Former Raptors players are split on Nurse, understandably so. Fred Van Vleet, who made the leap to a starting role under Nurse, showed excitement for his old coach after news broke on Monday:

On the other hand, Raptors bench player Chris Boucher had this to say during a podcast appearance following the end of Toronto's season:

To be honest with you, if you got the chance to watch practice and the training camp we had this year, everybody came in with a difference to the game, everybody had expectations this year, everybody went last summer and worked. We went to L.A. and everybody was doing really well — it’s hard work that guys were putting in and I feel like not everybody got their chances. That obviously takes different players to different places. You know me, back then, if I didn’t play it’d probably make me mad to want to work more, but some people are just different. [Hustle Play]

While we're on the subject of Boucher, he lost playing time at a point in December of this past season, at which point Nurse was asked if the return of Precious Achiuwa could help Boucher out. Nurse's reply was straightforward: "Chris needs to play better."

Some will argue that this sort of direct approach is what the Sixers need right now, stuck in somewhat of a weird place after another horrible playoff defeat. And while you can certainly see the case for that, it's a style with a more significant downside if things go off of the rails, with players perhaps more willing to take shots of their own if they aren't on board with the strategy. Hell, Nurse is now tasked with coaching Embiid, who doesn't really mask his feelings at the podium. That's a pairing with real downside risk, and Raptors players (including Trent) have suggested that Nurse's public-facing criticism came before Nurse came to them with similar complaints. 

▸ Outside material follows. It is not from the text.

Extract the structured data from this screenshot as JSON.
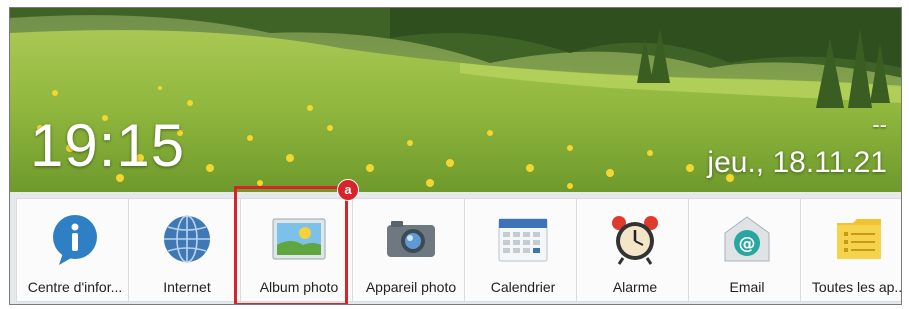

It's probably a risk worth taking at this juncture, but a risk all the same.

A partner for Morey

And finally, we reach the part that fans care about the least but might quietly matter the most. Nurse is Morey's hire through and through, and the idea from Day 1 will be that they approach things as a partnership. This is not to say that Rivers and Morey were a bad match, and Morey has consistently praised the former Sixers coach for all that he did in Philly, but the reality is that Morey now has a coach who arrives immediately knowing (and ostensibly agreeing with) Morey's vision for the way forward.

What are the downstream effects of that? Nurse will have full say on who is or isn't on his coaching staff moving forward, but the two might have an open dialogue about what he may or may not need in order to beat round out the group. Roster decisions shouldn't be swayed too much — the two share a lot of views on what a good basketball player looks like — but they'll both have a clear understanding of wants and needs as players come and go in the years to come. They're cut from a similar cloth in their desire to look for the next edge, even if it's a small one, and that should unite them as they try to build a title-winner.

Having everyone in lockstep isn't necessary (or even always advisable!) to create a winner, but the incoming changes of the new collective bargaining agreement will put teams under more pressure to work the margins, develop talent, and turn things over at a quicker pace than ever. All parties appear to feel confident that Morey and Nurse can do so in Philly.

There was a degree of organizational urgency behind this decision, with the Phoenix Suns still seemingly in the mix for Nurse's services as Philadelphia moved to close the deal on a holiday weekend. Losing Nurse to a team that boasts Devin Booker and Kevin Durant on the roster would have been easy enough to spin. But the Sixers made a push to get the coach they believed was the best on the market, due to both his track record and the ability to create synergy at the top of the organization they have rarely had.